Outro legado de Vasco Mariz foi a sobrevivência da Academia Brasileira de Música. Se hoje estamos aqui nesta bela Sala de Eventos, devemos, em parte, ao seu denodado espírito de luta. Em 1991 a Academia estava com seu patrimônio mal administrado, sem prestação de suas contas e com mais da metade de suas cadeiras acadêmicas vagas. Sua existência plena estava em perigo e só se mantinha a serviço de um único e restrito grupo. Por vários anos não se renovava a Diretoria, com desculpa de que não havia quórum para a eleição. Um movimento de acadêmicos finalmente promoveu eleição para uma nova Diretoria, vencida por Vasco Mariz, na presidência, por 14 votos a três. A diretoria antiga não se conformou e foi à justiça contra a chapa eleita, alegando fraude. Ouçamos as próprias palavras de Vasco Mariz: “A luta judiciária durou dois anos e eu adquiri o mau hábito de visitar o fórum duas ou, até mesmo, três vezes por semana. O esforço valeu, pois o pleito foi julgado sem fundamento. No ínterim, meu mandato como presidente se esgotou e, cansado, preferi não me candidatar às próximas eleições.” Este fato, que pertence à história da Academia Brasileira de Música, mostra o espírito de luta do grande pensador e intelectual que, quando necessário, saia de sua mesa de trabalho para defender as causas mais justas e os bens espirituais nos quais ele acreditava.

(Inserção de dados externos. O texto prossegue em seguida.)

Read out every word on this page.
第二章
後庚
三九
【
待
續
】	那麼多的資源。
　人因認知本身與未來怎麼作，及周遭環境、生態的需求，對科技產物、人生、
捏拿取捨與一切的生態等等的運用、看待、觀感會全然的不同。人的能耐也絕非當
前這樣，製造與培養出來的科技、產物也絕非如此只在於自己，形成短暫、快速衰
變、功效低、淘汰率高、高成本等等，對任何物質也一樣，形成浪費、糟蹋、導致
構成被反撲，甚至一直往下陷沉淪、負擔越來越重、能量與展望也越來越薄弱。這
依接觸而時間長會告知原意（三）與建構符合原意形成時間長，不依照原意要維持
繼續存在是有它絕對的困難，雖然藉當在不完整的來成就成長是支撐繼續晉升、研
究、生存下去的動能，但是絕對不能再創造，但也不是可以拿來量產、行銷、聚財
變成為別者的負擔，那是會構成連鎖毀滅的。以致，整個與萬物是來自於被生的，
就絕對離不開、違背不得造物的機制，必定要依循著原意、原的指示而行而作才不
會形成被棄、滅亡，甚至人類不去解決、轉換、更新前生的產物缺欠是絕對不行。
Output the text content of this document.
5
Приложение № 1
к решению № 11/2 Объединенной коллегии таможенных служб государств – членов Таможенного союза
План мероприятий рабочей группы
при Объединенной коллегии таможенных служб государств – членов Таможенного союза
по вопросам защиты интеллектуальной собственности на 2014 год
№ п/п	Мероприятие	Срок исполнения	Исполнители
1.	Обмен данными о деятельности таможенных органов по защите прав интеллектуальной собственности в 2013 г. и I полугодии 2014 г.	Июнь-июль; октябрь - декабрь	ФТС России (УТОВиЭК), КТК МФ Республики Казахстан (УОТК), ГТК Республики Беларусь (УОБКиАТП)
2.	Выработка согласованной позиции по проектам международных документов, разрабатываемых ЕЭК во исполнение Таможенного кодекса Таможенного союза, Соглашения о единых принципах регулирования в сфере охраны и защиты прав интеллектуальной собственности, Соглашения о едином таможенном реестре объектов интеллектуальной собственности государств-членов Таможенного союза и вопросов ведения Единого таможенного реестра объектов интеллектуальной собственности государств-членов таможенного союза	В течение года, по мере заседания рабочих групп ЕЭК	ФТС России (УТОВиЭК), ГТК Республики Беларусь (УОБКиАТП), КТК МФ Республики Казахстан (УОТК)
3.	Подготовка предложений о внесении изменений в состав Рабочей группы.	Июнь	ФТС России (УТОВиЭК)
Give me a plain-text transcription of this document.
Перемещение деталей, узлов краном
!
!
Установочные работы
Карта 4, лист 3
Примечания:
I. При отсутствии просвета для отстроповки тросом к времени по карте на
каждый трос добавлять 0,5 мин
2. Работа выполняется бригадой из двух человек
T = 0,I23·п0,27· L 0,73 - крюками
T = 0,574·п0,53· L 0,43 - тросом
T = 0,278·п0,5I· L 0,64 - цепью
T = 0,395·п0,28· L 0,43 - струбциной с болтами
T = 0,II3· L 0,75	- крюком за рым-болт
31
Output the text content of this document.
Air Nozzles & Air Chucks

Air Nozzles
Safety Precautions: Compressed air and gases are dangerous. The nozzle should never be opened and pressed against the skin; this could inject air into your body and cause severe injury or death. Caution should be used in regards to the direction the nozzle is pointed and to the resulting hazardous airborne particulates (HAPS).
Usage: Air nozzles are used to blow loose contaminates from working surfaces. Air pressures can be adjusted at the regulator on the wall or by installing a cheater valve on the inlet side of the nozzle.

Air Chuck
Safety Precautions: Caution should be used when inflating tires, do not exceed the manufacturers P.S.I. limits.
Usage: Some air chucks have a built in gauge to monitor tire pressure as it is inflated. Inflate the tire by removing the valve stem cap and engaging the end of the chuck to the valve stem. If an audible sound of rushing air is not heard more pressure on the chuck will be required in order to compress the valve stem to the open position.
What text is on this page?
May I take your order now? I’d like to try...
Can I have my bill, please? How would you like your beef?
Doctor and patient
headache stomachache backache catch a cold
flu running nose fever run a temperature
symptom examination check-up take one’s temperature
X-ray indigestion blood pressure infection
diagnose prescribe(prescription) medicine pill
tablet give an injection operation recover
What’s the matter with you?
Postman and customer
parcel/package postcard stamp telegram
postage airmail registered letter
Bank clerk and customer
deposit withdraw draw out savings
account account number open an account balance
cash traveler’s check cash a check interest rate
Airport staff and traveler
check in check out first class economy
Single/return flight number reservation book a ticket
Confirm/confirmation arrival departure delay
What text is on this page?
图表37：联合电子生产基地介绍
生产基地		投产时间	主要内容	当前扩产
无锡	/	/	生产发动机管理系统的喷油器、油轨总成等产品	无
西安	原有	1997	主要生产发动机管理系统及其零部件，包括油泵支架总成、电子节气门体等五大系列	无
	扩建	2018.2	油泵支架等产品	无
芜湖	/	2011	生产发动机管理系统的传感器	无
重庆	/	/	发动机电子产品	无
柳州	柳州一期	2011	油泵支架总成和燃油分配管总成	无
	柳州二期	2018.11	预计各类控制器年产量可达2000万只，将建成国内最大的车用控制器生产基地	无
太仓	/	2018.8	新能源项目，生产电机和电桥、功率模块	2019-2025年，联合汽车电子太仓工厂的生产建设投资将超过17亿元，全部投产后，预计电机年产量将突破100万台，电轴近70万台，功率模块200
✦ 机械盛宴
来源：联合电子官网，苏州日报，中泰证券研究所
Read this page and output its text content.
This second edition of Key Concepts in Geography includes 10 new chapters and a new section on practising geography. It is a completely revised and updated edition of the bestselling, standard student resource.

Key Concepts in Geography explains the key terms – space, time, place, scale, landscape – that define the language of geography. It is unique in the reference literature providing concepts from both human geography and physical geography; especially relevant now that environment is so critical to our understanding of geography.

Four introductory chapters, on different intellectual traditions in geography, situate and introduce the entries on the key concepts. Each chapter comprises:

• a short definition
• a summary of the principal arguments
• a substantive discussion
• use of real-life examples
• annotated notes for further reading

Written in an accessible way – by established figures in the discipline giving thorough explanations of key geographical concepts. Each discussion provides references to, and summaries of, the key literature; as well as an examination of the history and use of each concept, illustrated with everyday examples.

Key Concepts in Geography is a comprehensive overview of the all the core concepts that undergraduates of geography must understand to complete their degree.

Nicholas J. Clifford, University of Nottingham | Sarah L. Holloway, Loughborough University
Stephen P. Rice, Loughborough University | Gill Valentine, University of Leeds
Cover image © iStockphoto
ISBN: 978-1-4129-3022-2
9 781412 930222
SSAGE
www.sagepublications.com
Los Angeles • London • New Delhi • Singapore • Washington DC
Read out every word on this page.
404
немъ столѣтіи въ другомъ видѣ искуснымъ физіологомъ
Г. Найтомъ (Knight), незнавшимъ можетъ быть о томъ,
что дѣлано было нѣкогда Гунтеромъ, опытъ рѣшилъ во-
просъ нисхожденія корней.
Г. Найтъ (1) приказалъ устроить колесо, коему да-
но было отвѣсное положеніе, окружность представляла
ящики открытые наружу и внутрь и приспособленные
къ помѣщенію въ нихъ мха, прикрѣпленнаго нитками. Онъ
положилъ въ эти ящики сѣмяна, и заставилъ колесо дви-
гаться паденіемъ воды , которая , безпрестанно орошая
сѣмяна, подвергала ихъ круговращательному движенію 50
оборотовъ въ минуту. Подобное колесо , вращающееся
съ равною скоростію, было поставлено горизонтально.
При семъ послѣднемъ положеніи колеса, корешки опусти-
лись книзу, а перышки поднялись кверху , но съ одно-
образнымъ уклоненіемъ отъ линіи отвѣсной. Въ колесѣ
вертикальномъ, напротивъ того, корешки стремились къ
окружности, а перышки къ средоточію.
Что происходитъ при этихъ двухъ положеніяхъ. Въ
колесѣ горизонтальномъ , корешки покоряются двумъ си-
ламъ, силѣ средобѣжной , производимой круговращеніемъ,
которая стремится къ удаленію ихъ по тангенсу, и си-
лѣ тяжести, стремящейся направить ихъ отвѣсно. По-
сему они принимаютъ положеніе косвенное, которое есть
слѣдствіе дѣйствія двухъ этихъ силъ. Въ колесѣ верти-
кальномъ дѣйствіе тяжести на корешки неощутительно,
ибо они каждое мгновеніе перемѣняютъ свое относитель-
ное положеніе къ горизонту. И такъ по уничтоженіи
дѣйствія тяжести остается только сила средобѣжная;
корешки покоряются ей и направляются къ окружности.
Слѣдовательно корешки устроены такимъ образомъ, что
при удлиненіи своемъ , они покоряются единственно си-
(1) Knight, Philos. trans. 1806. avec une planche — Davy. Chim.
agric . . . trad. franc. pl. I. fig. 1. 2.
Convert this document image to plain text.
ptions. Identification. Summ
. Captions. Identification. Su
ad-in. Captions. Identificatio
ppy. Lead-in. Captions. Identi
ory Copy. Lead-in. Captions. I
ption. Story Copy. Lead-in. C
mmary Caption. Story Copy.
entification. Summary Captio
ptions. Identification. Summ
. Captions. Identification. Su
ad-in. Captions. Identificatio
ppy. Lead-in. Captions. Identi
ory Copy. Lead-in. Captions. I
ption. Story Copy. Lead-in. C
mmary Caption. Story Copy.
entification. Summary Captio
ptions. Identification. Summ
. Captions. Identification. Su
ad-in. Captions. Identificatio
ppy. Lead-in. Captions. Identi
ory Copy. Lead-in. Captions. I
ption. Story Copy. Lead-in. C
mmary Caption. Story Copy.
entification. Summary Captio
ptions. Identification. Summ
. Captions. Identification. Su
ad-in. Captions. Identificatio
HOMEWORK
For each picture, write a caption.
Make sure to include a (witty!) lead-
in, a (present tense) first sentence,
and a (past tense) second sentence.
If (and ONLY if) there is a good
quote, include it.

Resta frisar que esta resenha é apenas uma seleção das inúmeras ações desenvolvidas por Vasco Mariz, como embaixador por inúmeros países, como membro de importantes entidades honoríficas e culturais, nacionais e internacionais, como autor de muitos outros livros não citados nesta breve memória e, acima de tudo, como um homem culto, cortês, elegante e generoso. Sua trajetória ficou muito fortalecida, depois que se casou, em 1983, com Regina Helena Câmara Mariz, embaixatriz brasileira que sempre o acompanhou e o apoiou em sua vitoriosa carreira, além de representar, com categoria, a mulher brasileira em várias partes do mundo.
Vasco Mariz foi, ao mesmo tempo, um exemplo e um guerreiro. Espelhado neste ilustre confrade, continuaremos lutando para preservar os mesmos ideais pelos quais ele se dedicou durante toda a sua vida. Por isso as suas palavras e as suas ações continuam reverberando nesta Sala.